Che Cosa sa Minosse 𝄖 Francesco Guccini e Loriano Macchiavelli
Titolo: Che Cosa sa Minosse
Autore: Francesco Guccini, Loriano Macchiavelli
Genere: Mistery
Editore: Giunti
Valutazione⭐: 3.5/5
Trama: La frenesia della città sembra all’improvviso lontanissima, i tornanti si snodano in mezzo a una fitta vegetazione, il segnale telefonico si interrompe: e poi, dietro una curva, ecco una radura dominata da una quercia maestosa e da un’antica casa in pietra. A Maurizio e a Marta sembra che quella casa sia lì ad aspettarli da sempre. A dire il vero Maurizio, da buon scrittore di romanzi, qualche sospetto per le case isolate nel bosco lo nutre, ma l’entusiasmo della moglie vince ogni resistenza. E così i due approdano tra gli Appennini, poco desiderosi di stringere amicizia con i ruvidi abitanti del paese vicino e determinati a godersi il loro incantevole buen retiro. Però non sono soli: dalle profondità della cantina – che i locali chiamano “l’inferno” – emerge un grosso gatto che si considera il vero padrone di casa e che, in virtù del suo pelo nerissimo, accetta l’epiteto di Minosse con felina condiscendenza. Ma non è tutto. Una notte dopo l’altra, a far loro compagnia si susseguono strani accadimenti: ombre fruscianti in giardino, luci che si accendono nel buio, Minosse che gonfia il pelo come se qualcosa lo avesse terrorizzato…

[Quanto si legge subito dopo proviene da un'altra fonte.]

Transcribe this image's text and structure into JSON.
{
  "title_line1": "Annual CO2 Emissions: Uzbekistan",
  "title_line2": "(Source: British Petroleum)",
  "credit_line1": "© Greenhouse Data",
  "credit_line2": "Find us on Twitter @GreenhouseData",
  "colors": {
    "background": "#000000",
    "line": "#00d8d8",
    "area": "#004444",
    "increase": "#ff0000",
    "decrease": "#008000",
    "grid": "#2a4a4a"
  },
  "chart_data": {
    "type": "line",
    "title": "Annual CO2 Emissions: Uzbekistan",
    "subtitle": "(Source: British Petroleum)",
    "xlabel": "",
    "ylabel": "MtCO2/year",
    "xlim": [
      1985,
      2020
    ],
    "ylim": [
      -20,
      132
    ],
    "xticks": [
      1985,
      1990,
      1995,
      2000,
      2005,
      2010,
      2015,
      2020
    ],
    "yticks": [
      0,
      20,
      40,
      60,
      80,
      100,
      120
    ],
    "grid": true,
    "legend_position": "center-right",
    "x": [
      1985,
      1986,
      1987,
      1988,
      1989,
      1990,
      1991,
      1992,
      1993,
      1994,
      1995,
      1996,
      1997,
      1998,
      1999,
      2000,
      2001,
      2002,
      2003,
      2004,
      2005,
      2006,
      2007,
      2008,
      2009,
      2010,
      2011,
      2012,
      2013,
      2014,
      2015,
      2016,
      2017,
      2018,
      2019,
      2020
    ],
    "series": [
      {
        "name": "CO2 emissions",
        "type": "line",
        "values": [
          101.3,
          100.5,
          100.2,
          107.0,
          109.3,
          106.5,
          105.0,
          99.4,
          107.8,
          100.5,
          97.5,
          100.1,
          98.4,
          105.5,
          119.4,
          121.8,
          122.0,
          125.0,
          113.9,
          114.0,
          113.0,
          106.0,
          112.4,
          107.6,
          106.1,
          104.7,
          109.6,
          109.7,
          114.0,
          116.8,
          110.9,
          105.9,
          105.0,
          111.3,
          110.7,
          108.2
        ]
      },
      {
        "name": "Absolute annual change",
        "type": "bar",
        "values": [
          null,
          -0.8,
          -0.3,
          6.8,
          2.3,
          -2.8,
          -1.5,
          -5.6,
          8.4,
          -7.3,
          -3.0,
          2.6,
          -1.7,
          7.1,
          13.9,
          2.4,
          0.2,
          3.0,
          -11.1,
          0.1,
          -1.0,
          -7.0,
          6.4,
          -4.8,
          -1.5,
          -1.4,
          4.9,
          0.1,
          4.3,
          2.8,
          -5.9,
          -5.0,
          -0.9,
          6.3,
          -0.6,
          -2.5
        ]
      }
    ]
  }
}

Era la prima volta che leggevo qualcosa dei due autori, per cui sebbene chi si fosse approcciato a loro già da tempo abbia trovato questo romanzo sottotono rispetto al loro solito, per me è stata una buonissima prima volta.
Il libro, breve e scorrevole, si fa leggere in una giornata con estrema piacevolezza. Lo stile semplice e diretto rende la lettura fluida, il modo di parlare dei personaggi, un po' vecchio stile ed in effetti tipico degli abitanti delle montagne italiane, mi ha trasmesso il calore di casa. La storia ambientata nella nostra terra contribuisce a rendere questo racconto nostalgico e insomma diciamocelo, è sempre bello leggere libri che affondano le radici nella nostra storia e tradizione.
I personaggi non vengono esplorati a fondo caratterialmente, anzi rimangono piuttosto in superficie, ma questo non vuole essere un libro dalle alte pretese e lo si capisce fin dalle prime pagine; per cui la cosa non mi ha creato fastidio. Nemmeno le descrizioni fisiche sono particolarmente accurate, ci viene detto il minimo indispensabile e forse questo mi ha creato qualche difficoltà nel figurarmi i personaggi; ma niente di che.
Ciò su cui gli autori si concentrano di più non sono nemmeno tanto le descrizioni legate al world building, che comunque è maggiormente descritto rispetto a tutto il resto; quanto piuttosto la storia di questi luoghi montani, le loro tradizioni e leggende. E' un tratto del libro che ho apprezzato tanto e che mi ha sicuramente messo voglia di cercarne altri così; dove la nostra storia fa da padrona alla narrazione.
Gli autori giocano molto su quelle che sono le credenze popolari di un tempo, mettendo in risalto come, chi è rimasto ancorato alle vecchie tradizioni, ha anche una mentalità più chiusa e, passatemi il termine, ottusa, rispetto a chi viene dalla città, ai giovani o a chi semplicemente ha preso atto del progresso e si è integrato ad esso.
Tutti i personaggi che abitano la montagna da sempre, ci appaiono diffidenti verso Maurizio e Marta, che vedono quasi come un'influenza da debellare e scacciare. I due protagonisti che vengono dalla città non sono inclini a credere ai fantasmi e non si lasciano influenzare dai vecchi racconti dei paesani; cosa che infastidisce molto e appare quasi come una mancanza di rispetto verso la montagna stessa.
I due autori hanno fatto un lavoro davvero ottimo, semplice, ma ottimo, riuscendo a trasportare su pagina quello che spesso e volentieri è ancora oggi il modo di pensare e comportarsi di questi montanari.
In conclusione, prendete questo libricino per quello che è, una novella per passare un'ora del vostro tempo, per uscire dal blocco del lettore; una lettura leggera e affatto impegnativa che vi terrà una piacevole compagnia senza richiedervi troppo impegno o attenzione.